About LCmodel analysis

In LCModel analysis, it is preferable that the TE of the data and the TE of the Basis set almost match, but wouldn’t it be a problem if the difference was only 1 ms? I would appreciate it if you could tell me the supporting documents.

If your basis sets almost match, your results are likely to be only almost as good as they could be :slight_smile:. It’ll work, and the differences are likely to be very subtle – but may nonetheless affect the reliability of separation, particularly for highly overlapping peaks. If you’re using a generic basis set, consider that other factors (pulse timing and shapes) may differ too.

There are several tools available for creating basis sets to more closely match your sequence, so that would be the best way forward. MRSCloud may be the easiest option for common sequences, FSL MRS, VESPA and FID-A all provide this functionality too.

Otherwise, pay close attention to your fit residuals and baseline model.

Hi alex,
Thank you for your reply.

Subtle differences in TE are allowed. Is there any literature regarding this?

I don’t think I said that :slight_smile:

The experts’ consensus recommendation states:

the simulation parameters should match the in vivo acquisition (pulse sequence, field strength, echo time and optionally the RF pulse shapes and durations).

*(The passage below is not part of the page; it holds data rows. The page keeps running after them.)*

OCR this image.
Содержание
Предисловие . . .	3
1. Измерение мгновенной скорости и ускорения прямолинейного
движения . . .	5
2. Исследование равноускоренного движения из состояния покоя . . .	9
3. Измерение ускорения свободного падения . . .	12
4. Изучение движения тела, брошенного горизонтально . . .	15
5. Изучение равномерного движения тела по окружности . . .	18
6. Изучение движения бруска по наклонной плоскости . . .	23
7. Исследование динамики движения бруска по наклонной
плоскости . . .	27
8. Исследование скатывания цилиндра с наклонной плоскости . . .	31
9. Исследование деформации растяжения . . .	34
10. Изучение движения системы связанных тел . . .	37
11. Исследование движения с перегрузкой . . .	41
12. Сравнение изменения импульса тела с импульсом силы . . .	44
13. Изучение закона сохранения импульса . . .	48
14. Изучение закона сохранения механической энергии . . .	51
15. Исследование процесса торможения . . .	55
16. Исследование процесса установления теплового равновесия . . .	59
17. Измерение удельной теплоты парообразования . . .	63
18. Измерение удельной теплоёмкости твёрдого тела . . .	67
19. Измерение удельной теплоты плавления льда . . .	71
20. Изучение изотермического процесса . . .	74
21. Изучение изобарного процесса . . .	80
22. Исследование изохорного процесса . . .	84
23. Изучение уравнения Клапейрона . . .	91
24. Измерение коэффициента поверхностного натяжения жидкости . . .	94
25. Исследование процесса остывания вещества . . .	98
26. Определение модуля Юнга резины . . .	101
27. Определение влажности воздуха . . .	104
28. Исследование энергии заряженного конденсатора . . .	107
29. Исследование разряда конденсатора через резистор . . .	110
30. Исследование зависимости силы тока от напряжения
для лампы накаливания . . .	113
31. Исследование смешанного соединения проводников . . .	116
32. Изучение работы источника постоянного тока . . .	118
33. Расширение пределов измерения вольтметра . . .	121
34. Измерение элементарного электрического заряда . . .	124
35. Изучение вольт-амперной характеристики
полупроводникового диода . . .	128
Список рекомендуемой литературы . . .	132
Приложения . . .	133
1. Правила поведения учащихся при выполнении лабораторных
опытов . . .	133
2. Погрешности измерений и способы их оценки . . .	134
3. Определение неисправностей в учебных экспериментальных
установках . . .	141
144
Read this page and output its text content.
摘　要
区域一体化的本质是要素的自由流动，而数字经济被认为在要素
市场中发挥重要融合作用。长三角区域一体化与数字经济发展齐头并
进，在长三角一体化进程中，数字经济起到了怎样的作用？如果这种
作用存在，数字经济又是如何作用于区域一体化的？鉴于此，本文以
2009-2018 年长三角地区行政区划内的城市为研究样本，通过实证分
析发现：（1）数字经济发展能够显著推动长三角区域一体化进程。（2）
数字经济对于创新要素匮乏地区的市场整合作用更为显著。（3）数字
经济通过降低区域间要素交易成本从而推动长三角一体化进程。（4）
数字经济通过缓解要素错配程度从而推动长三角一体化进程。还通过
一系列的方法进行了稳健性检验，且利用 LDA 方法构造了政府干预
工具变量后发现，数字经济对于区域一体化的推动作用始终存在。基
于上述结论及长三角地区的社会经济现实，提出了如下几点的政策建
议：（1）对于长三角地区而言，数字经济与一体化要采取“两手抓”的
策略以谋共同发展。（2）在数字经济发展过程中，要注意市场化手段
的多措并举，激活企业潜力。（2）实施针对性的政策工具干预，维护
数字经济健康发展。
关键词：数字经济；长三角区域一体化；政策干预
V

In any case, the basis set is a model – it’s not expected to be perfect, but naturally we’d prefer the best model available. If you choose a slightly less suitable model you will still get results, but they may be slightly less reliable. In many common cases, 1ms will not make a huge difference – but in some cases with difficult-to-separate metabolites it might. Whether or not this compromise is acceptable very much depends on context.

If unsure, the consensus recommendations are a good place to start.